Cancer clinical trials and the problem of low patient accrual

Inspired by this contest to come up with ideas to increase the low amount of patient accrual for cancer clinical trials, I decided to look more into the data. Bold, by the way, is one of my all time favorite books, and was co-authored by the creator of the herox.com website, the xprize Foundation, and co-founder of Planetary Resources: Peter Diamandis. Truly someone to look up to.

Anyways, the premise of the contest is that over 20% of cancer clinical trials don’t complete, so the time and effort spent is wasted. The most common reason for this termination is the clinical trial not being able to recruit enough patients. Just how common is the low accrual reason though? And are there obvious characteristics of clinical trials that can help us better predict which ones will complete successfully, and what does that suggest about building better clinical trial protocols? I saw this as an opportunity to explore an interesting topic, while playing around with the trove of data at clinicaltrials.gov and various data analysis python libraries: seaborn for graphing, scikit-learn for machine learning, and the trusty pandas for data wrangling.

Basic data characteristics

I pulled the trials for a handful of the cancers with the most clinical trials (completed, terminated, and in progress), got around 27,000 trials, and observed the following:

  • close to 60% of the studies are based in the US*
location_distribution
*where a clinical trial is “based” can mean where the principal investigator (the researcher who’s running the clinical trial) is based. clinicaltrials.gov doesn’t give the country in which the principal investigator’s institution is in, so as a proxy, I used the country which had the largest number of hospitals the study could recruit patients at.
  • almost 25% of all US based trials ever (finished and in progress) are still recruiting patients

overall_status_distribution

  • of those trials that are finished and have results, close to 20% terminated early, and 80% completed successfully (which matches the numbers the contest cited)

finished_status_distribution

  • almost 50% of all US based trials are in Phase II, almost 25% are in Phase I

phase_distribution

  • and interestingly, the termination rate does not differ very significantly across studies in different phases

status_by_phase

Termination reasons

Next, I was interested in finding out just how common insufficient patient accrual was as a trial termination reason vs. others reasons. This was a little tricky, as clinicaltrials.gov gives principal investigators a free-form text field to enter their termination reason. So “insufficient patient accrual” could be described as “Study closed by PI due to lower than expected accrual” or “The study was stopped due to lack of enrollment”. So I used k-means clustering (after term frequency-inverse document frequency feature extraction) of the termination reasons to find groups of reasons that meant similar things, and then manually de-duped the groups (e.g. combining the “lack of enrollment” and “low accrual” groups into the same group because they meant the same thing).

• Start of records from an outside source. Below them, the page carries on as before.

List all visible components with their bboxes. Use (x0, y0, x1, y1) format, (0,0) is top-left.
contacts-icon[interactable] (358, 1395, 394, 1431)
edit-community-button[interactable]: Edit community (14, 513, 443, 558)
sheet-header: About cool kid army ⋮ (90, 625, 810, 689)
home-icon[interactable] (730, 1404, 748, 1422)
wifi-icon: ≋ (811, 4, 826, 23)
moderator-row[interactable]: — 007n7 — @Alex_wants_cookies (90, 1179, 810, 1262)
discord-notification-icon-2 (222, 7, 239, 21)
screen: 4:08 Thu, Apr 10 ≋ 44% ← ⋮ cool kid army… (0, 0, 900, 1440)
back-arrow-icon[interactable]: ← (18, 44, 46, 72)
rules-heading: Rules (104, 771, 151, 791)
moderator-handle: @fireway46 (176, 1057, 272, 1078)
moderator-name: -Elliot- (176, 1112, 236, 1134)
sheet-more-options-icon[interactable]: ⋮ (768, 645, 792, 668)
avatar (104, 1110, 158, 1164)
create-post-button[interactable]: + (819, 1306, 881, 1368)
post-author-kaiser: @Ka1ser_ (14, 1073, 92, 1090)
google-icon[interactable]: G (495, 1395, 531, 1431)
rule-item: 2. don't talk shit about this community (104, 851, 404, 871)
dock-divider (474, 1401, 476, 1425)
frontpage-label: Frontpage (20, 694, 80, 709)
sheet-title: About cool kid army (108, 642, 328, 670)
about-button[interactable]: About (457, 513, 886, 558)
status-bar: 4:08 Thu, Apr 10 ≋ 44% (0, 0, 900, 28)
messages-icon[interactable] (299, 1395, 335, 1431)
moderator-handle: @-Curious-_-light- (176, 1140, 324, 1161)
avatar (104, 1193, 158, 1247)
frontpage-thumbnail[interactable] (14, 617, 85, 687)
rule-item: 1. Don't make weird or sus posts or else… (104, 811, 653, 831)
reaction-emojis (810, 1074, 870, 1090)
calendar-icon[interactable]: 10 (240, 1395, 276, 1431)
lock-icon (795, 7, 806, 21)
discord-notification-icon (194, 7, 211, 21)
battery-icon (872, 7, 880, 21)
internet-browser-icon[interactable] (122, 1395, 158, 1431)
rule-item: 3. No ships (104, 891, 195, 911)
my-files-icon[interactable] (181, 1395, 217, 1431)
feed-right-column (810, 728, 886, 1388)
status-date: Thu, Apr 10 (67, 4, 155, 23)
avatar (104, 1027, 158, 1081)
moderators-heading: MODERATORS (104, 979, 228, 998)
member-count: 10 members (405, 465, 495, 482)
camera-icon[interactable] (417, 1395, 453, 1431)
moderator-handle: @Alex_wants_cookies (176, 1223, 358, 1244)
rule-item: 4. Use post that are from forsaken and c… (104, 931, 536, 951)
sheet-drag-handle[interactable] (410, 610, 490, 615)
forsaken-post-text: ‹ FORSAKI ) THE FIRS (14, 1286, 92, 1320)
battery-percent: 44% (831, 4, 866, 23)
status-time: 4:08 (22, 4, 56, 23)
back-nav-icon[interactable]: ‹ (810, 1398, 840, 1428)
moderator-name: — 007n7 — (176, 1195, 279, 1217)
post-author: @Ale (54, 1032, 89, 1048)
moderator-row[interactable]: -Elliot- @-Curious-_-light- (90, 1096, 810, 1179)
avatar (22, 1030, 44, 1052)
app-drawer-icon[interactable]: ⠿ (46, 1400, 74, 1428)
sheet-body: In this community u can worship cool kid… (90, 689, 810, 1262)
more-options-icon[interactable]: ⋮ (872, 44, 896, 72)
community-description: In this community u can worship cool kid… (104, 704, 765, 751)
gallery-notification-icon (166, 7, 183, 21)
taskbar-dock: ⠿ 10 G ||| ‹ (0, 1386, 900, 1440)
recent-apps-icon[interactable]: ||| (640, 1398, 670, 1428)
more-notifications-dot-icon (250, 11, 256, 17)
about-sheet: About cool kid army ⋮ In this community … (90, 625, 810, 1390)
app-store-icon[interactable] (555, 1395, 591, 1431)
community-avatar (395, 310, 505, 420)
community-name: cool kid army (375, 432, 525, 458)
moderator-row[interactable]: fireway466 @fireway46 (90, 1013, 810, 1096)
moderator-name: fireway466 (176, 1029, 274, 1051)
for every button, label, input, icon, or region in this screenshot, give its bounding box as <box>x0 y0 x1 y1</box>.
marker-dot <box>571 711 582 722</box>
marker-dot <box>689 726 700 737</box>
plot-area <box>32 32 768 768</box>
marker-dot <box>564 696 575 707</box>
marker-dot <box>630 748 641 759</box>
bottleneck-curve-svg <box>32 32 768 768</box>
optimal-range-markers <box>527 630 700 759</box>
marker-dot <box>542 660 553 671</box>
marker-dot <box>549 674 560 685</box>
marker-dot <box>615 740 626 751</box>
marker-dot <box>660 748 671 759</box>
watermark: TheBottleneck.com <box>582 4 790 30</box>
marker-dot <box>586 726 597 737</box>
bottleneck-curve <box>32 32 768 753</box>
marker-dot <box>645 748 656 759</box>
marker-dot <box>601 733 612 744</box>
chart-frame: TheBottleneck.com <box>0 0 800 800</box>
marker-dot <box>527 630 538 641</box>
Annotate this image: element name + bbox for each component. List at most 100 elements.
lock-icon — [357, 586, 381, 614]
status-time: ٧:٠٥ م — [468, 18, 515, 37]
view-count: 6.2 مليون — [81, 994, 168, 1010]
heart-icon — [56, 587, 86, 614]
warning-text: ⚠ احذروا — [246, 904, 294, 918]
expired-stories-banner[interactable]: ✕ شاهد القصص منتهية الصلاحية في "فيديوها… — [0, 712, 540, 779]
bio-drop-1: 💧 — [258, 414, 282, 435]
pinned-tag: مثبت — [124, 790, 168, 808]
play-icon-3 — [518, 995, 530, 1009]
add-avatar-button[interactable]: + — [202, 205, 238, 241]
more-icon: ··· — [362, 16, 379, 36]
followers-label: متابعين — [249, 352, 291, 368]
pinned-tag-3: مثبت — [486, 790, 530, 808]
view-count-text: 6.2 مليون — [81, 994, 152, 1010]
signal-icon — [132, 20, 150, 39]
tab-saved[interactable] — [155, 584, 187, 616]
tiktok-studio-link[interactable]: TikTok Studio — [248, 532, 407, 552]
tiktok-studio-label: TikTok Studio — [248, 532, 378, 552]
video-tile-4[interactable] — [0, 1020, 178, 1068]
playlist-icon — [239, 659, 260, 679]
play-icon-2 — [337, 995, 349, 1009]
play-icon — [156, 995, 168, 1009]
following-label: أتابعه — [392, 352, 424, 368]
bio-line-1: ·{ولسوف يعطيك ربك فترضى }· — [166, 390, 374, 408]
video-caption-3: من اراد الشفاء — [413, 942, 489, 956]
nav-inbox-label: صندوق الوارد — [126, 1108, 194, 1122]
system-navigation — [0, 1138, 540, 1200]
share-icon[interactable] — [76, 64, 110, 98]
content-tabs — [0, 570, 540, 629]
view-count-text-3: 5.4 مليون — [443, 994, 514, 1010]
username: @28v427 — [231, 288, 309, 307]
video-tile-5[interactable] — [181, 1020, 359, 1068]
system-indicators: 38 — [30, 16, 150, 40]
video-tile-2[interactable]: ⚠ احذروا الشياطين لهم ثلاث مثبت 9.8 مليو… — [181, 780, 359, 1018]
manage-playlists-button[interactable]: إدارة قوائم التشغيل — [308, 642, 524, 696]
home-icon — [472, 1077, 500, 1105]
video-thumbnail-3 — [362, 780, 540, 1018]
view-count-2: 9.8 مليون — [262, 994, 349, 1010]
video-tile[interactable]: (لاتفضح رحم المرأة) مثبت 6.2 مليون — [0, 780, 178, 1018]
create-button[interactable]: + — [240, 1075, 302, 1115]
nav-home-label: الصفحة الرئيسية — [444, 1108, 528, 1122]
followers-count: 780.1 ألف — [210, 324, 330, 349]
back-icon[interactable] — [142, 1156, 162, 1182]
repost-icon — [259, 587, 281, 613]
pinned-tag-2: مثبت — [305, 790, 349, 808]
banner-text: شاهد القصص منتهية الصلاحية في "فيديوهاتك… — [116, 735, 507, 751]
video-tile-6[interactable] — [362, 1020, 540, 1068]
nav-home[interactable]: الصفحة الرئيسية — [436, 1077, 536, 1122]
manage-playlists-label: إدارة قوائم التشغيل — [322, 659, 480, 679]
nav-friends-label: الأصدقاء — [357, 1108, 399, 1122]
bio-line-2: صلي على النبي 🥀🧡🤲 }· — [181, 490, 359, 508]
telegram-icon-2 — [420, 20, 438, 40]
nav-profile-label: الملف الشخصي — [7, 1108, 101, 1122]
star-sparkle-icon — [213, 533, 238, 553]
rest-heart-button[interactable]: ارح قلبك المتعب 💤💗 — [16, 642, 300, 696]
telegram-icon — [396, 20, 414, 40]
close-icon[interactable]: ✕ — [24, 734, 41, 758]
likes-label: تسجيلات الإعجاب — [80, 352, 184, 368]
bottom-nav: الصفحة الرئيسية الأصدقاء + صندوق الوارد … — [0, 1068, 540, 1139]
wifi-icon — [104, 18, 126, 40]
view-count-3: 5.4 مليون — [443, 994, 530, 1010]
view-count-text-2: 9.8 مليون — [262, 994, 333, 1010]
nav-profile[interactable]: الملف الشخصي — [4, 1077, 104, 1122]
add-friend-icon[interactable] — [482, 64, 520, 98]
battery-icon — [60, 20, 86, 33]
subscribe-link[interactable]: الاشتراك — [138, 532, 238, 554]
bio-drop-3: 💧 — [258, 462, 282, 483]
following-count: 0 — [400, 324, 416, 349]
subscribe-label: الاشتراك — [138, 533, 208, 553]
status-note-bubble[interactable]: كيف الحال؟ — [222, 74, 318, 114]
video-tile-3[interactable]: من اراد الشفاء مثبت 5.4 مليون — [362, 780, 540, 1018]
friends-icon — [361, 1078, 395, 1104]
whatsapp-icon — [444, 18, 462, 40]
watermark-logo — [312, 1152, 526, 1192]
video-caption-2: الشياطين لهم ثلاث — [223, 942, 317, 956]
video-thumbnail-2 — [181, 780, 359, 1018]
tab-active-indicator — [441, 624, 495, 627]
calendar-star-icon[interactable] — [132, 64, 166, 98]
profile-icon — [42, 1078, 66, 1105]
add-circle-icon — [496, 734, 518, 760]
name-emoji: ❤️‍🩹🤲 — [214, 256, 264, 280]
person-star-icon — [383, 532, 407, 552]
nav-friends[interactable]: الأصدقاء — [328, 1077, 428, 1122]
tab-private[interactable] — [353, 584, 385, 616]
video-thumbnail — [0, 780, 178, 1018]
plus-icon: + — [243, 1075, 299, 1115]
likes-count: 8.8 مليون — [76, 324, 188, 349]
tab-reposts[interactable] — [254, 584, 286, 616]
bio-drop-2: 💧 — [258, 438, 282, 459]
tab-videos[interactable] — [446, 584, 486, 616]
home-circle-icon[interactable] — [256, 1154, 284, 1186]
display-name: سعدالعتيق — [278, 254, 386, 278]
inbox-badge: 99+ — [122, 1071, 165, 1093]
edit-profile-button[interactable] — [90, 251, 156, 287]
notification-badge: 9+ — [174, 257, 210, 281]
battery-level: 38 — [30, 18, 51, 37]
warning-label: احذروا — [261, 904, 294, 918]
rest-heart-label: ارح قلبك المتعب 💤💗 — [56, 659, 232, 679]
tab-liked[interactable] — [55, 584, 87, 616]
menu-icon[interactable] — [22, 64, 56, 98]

I found that about 52% of terminated clinical trials end because of insufficient patient accrual. This implies that about 10% of clinical trials that end (either successfully, or because they’re terminated early) do so because they can’t recruit enough patients for the study.

termination_reasons

Predicting clinical trial termination?

Clinicaltrials.gov provides a bunch of information on each clinical trial–trial description, recruitment locations, eligibility criteria, phase, sponsor type (industry, institutional, other) to name a few–which begs the question: can this information be used to predict whether a trial will terminate early, specifically because of low patient? Are there visible aspects of a clinical trial that are related to a higher or lower probability that it fails to recruit enough patients? One might think that the complexity of trial eligibility criteria and the number of hospitals from which the trial can recruit from could be related to sufficient patient accrual.

Here was my attempt to get at a solution to this question analytically: fitting/training a logit regression multi class classifier–whether a trial would be “completed”, “terminated because of insufficient accrual”, or “terminated for other reasons”–on a random partition of clinical trial data, and measuring its accuracy at classifying out-of-sample clinical trials. The predictors were of two types: characteristic (e.g. phase, number of locations, sponsor type, etc.) and “textual”, or features extracted from text based data like the study’s description and eligibility criteria. Some of these features came from a similar tf-idf vectorization process as described in the k-means section above, other features were the simple character lengths of these text blocks. Below is a plot showing the relationship between two of these features: length of the eligibility criteria block of text, and length of the study’s title, two metrics that perhaps get at the complexity of a clinical trial.

complexity

The result: the logit model could only predict correctly whether trials would complete successfully, terminate because of low accrual, or terminate for other reasons 83.6% of the time. This is a pretty small improvement over saying “I think this trial will complete successfully” to every trial you come across, in which case you would be correct 80.6% of the time (see the Completed vs. Terminated pie chart above). Cancer clinical trials are very diverse, so it makes sense that there don’t seem to be any apparent one-size-fits-all solutions to improving patient accrual.